Mining giant Rio Tinto and China's State-owned Minmetals have signed a contract for a 50-50 joint venture to explore mineral deposits in China, which analyst called a win-win situation as it would enable both sides to maximize their individual advantages in exploring, developing and sales and marketing.
The priority for the joint venture will be mineral targets in China that have been identified under the Technical Collaboration Agreement, which the two sides signed in November and committed to a collaborative partnership in mineral exploration, said Rio Tinto.
The future collaboration of the parties will expand to exploration of global resources, it said.
"The formalization of the exploration joint venture is an important milestone in our growing partnership with China and Minmetals, which is an increasingly important player in the global mining industry," said Rio Tinto CEO J-S Jacques.
"Our complementary strengths in exploration put us in the best possible position to find metals and minerals essential to human progress."
China has been the company's biggest customer and Rio Tinto generates more than 44 percent of its global revenue from the country, supplying lots of products including copper and iron ore for steel, and bauxite for aluminum and diamonds, said Jacques, head of the world's second-biggest mining company.
Zhu Yi, a Hong Kong-based analyst at Bloomberg Intelligence, said the joint venture could also help Minmetals' overseas expansion as the joint venture starts with mining assets in China then shifts to overseas.
"China Minmetals has strength in base metals including copper, zinc, and nickel, and minor metals including tungsten, and antimony, with abundant resources and leading production volume," she said.
"The company could leverage the expertise of Rio Tinto, the world's second-largest iron ore miner, in iron ore, to explore Minmetals abundant iron ore resources in China. On the other hand, the JV offers Rio Tinto access to China market, the largest consumer for most metals."
According to Zhu, China is the largest consumer for most metals, and Rio's move shows its interests in the market about potential collaboration of developing resources and getting closer to the customer.
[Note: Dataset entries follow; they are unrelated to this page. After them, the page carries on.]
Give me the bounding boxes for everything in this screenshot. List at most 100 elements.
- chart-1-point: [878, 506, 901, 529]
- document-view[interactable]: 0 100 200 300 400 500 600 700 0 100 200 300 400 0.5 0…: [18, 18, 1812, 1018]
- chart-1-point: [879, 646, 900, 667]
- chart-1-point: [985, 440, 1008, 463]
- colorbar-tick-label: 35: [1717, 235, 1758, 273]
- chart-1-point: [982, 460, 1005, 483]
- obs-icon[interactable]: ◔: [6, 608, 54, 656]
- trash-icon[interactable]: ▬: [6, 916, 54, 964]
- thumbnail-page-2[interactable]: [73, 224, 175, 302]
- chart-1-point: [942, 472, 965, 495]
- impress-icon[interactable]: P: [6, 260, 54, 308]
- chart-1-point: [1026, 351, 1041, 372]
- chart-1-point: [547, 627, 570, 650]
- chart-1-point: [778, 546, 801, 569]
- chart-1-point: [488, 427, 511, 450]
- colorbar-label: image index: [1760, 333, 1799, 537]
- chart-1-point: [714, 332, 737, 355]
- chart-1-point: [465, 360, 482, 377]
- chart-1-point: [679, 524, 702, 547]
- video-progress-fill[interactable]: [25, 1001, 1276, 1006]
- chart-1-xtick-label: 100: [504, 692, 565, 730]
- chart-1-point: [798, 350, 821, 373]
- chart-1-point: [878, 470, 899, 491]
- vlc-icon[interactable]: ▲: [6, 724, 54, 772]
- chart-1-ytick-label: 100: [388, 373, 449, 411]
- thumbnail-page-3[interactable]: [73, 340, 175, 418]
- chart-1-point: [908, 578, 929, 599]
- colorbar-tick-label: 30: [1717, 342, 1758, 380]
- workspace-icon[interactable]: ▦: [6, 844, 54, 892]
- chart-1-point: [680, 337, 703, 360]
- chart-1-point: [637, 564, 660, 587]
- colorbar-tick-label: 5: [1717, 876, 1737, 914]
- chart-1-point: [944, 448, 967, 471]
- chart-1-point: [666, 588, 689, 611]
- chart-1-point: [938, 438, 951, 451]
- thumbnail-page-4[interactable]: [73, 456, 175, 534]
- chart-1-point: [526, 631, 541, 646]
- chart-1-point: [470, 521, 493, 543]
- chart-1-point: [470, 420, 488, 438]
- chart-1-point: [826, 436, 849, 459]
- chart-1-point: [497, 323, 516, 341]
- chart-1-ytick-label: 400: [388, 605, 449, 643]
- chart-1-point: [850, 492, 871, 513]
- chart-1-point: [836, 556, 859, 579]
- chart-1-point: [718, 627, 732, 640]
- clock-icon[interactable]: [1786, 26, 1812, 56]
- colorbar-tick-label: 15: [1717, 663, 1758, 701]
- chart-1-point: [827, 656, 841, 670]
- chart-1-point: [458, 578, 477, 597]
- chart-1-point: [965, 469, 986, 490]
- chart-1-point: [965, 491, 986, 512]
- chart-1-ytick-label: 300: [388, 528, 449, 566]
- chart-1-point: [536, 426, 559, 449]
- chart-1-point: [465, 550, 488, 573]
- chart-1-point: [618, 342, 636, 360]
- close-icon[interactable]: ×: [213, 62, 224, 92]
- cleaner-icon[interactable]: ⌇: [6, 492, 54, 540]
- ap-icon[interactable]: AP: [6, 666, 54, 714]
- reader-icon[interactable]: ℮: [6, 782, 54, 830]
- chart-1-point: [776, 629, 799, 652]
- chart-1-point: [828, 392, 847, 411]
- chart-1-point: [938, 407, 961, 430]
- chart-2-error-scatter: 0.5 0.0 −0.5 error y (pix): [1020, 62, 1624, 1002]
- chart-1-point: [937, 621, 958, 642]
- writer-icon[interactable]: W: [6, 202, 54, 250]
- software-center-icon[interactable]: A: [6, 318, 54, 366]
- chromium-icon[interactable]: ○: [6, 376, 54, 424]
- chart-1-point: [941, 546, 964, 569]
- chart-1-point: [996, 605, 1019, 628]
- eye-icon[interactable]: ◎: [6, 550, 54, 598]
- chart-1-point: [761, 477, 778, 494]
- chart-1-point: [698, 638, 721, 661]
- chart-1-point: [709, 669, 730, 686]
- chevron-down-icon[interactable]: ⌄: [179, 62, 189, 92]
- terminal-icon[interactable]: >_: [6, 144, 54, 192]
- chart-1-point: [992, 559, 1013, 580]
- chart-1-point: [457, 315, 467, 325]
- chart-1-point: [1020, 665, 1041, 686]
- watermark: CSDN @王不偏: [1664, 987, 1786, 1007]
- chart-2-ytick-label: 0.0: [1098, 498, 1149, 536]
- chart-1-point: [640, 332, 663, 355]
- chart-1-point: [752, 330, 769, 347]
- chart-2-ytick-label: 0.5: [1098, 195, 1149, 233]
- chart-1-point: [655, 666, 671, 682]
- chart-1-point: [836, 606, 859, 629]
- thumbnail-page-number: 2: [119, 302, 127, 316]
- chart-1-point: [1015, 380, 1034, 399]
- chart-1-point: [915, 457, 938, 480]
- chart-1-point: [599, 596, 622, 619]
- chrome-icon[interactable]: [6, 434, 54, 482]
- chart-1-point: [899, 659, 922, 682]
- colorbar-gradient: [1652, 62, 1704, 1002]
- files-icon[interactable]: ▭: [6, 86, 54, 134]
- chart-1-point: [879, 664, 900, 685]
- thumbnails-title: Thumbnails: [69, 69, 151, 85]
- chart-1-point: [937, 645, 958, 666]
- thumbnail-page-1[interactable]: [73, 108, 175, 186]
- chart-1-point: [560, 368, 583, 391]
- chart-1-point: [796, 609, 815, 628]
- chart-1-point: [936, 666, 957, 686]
That is also the reason more international mining firms like BHP and Vale are looking to team up with Chinese counterparts, she added.
The registered capital of the joint venture is $31.3 million with initial contributions of $5.5 million by each party within about 6 months of establishment of the joint venture.
According to Guo Wenqing, president of China Minmetals Corporation, Rio Tinto has rich prospecting experience and great discoveries worldwide, while Minmetals has solid technical expertise and extensive experience – the two strong partners will drive breakthroughs, pioneer progress, and promote the exchanges and collaboration of the global resource industry.
The joint venture is subject to regulatory approvals.